L’indépendantiste Louis Mapou appelle « au calme et à la raison »

Le président indépendantiste du gouvernement de ce territoire, Louis Mapou, a pour sa part appelé « au calme et à la raison ». Mais, dans la crainte d’un enlisement, le Raid, quatre escadrons de gendarmes mobiles et deux sections de la CRS 8, unité spécialisée dans la lutte contre les violences urbaines, ont été mobilisés. Quinze renforts du GIGN devaient être également envoyés à Nouméa.

Les autorités sont particulièrement concernées par une usine incendiée située à l’entrée de la ville et dans laquelle une trentaine d’émeutiers sont retranchés ce mardi. Les pompiers de Nouméa ont pour leur part dit avoir reçu près de 1.500 appels dans la nuit de lundi à mardi et être intervenus sur environ 200 feux. Selon un regroupement patronal, une trentaine de commerces, d’usines et d’autres entreprises ont été incendiés.

Ce mardi, même si la situation est plus calme, de nombreuses barricades restent actives. Le gouvernement calédonien a donc annoncé la fermeture des lycées et collèges jusqu’à nouvel ordre. L’aéroport international est fermé et la compagnie Aircalin a suspendu ses vols pour la journée.

Débats houleux à l’Assemblée

A Paris, les discussions patinent. Les députés reprendront ce mardi après-midi l’examen houleux du texte visant à élargir le corps électoral propre au scrutin provincial de Nouvelle-Calédonie, un point sensible qui ravive les tensions entre loyalistes et indépendantistes.

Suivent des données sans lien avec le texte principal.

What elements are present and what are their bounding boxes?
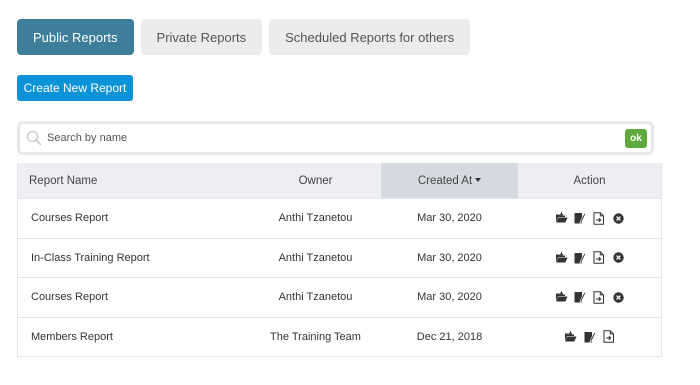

Le ministre de l’Intérieur Gérald Darmanin a appelé les députés à adopter sans modification cette réforme, qui ouvre le scrutin provincial calédonien aux résidents installés depuis au moins dix ans sur l’île. Mais, alors qu’un vote solennel était normalement prévu mardi après-midi, les débats n’ont pas pu être menés à leur terme dans la nuit, en raison du nombre d’amendements déposés notamment par le groupe LFI.

Macron veut « privilégier le dialogue »

Après celle du Sénat, l’approbation de l’Assemblée est nécessaire pour faire cheminer ce texte, avant de réunir le Parlement en Congrès pour réviser la Constitution, à une date qui reste à fixer. Prônant l’apaisement, Emmanuel Macron a promis dimanche de ne pas convoquer le Congrès « dans la foulée » du vote de l’Assemblée, selon son entourage, pour « privilégier le dialogue ».

Toujours en quête d’un accord institutionnel global, Gérald Darmanin a, lui, assuré que les parties prenantes locales seront invitées « rapidement » à Paris pour « discuter autour du Premier ministre, autour du gouvernement ». Mais cette « main tendue » est, selon lui, pour le moment « refusée » par le camp indépendantiste.